Ninguém sabe o que o dia de amanhã trará, mas este debate de ideias mostra que a situação política na China não é imutável. Aos olhos de muitos intelectuais, a mudança democrática é desejável, desde que não ponha em causa um sistema que já deu provas. Para assegurar o futuro do país, o essencial é seguir uma via chinesa para a modernidade, longe de um modelo ocidental em declínio. Desde a Antiguidade, o poder político na China tem a sua legitimidade derivada da delegação de soberania concedida pelo Céu. Como princípio impessoal que rege o movimento das coisas, atribui a responsabilidade do poder real, e depois imperial, àqueles que se revelam dignos dele. Mas o corolário desse mandato celeste é a possibilidade de uma mudança de agente. Se o detentor do poder terreno se revelar indigno do cargo, o Céu pode retirar-lhe o mandato. Confia-o então a um novo soberano, que por sua vez funda uma nova dinastia. Para Mencius, filósofo confucionista do século IV a.C., a fonte da legitimidade está no povo, e esta legitimidade coincide precisamente com o mandato do Céu: quando o povo deposita a sua confiança no novo soberano, entregando-lhe as chaves do poder imperial, está a exprimir a vontade expressa do Céu de lhe conceder o mandato: “O Céu vê como o meu povo vê, o Céu ouve como o meu povo ouve”.

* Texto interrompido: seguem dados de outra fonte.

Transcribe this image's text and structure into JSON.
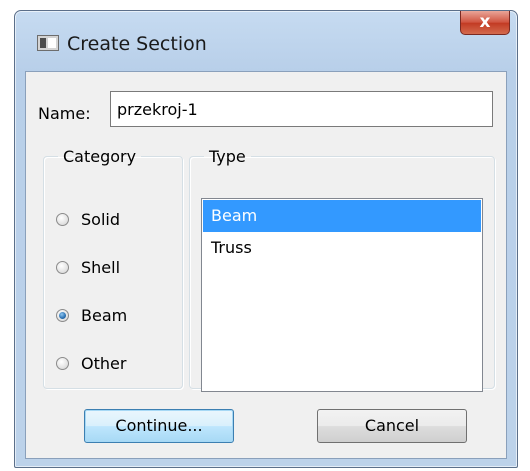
{
  "window": {
    "title": "Create Section",
    "close_label": "x"
  },
  "name_field": {
    "label": "Name:",
    "value": "przekroj-1"
  },
  "category": {
    "legend": "Category",
    "options": [
      {
        "label": "Solid",
        "checked": false
      },
      {
        "label": "Shell",
        "checked": false
      },
      {
        "label": "Beam",
        "checked": true
      },
      {
        "label": "Other",
        "checked": false
      }
    ]
  },
  "type": {
    "legend": "Type",
    "items": [
      {
        "label": "Beam",
        "selected": true
      },
      {
        "label": "Truss",
        "selected": false
      }
    ]
  },
  "buttons": {
    "continue_label": "Continue...",
    "cancel_label": "Cancel"
  },
  "colors": {
    "selection": "#3399ff",
    "close_button": "#c23a23"
  }
}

É por isso que Mencius assume a consequência lógica do primado concedido ao consentimento popular: o soberano é como um barco levado pelas ondas e, se se comporta indignamente, é legítimo que o povo o derrube. “A legitimidade política não é outra coisa senão o mandato do Céu para a ordem política. Se o mandato do Céu se perde, segue-se a revolução. Um poder desprovido de legitimidade só pode manter-se através da violência. Mas a grande violência não é propícia ao estabelecimento de uma sociedade eficaz, e uma sociedade ineficaz conduz inevitavelmente ao colapso político”, comenta Zhao Tingyang, professor do Instituto de Filosofia da Academia Chinesa de Ciências Sociais 6. Para o protestantismo americano, o sucesso individual é um sinal de eleição divina; para o confucionismo chinês, o bem-estar colectivo é um mandamento celeste. No extremo oposto do espectro do individualismo ocidental, a sociedade chinesa é uma sociedade holística em que o interesse próprio tem de passar para segundo plano em relação ao bem comum. A tradição confucionista vê o indivíduo como parte de um todo definido por uma rede de relações que o engloba e transcende. Para o pensamento chinês, o ser não é substância, mas relação. “A racionalidade individual é uma racionalidade de competição, enquanto a racionalidade relacional é uma racionalidade de co-existência”, escreve Zhao Tingyang. “Se é verdade que a co-existência precede a existência, então a racionalidade relacional também tem precedência sobre a racionalidade individual”.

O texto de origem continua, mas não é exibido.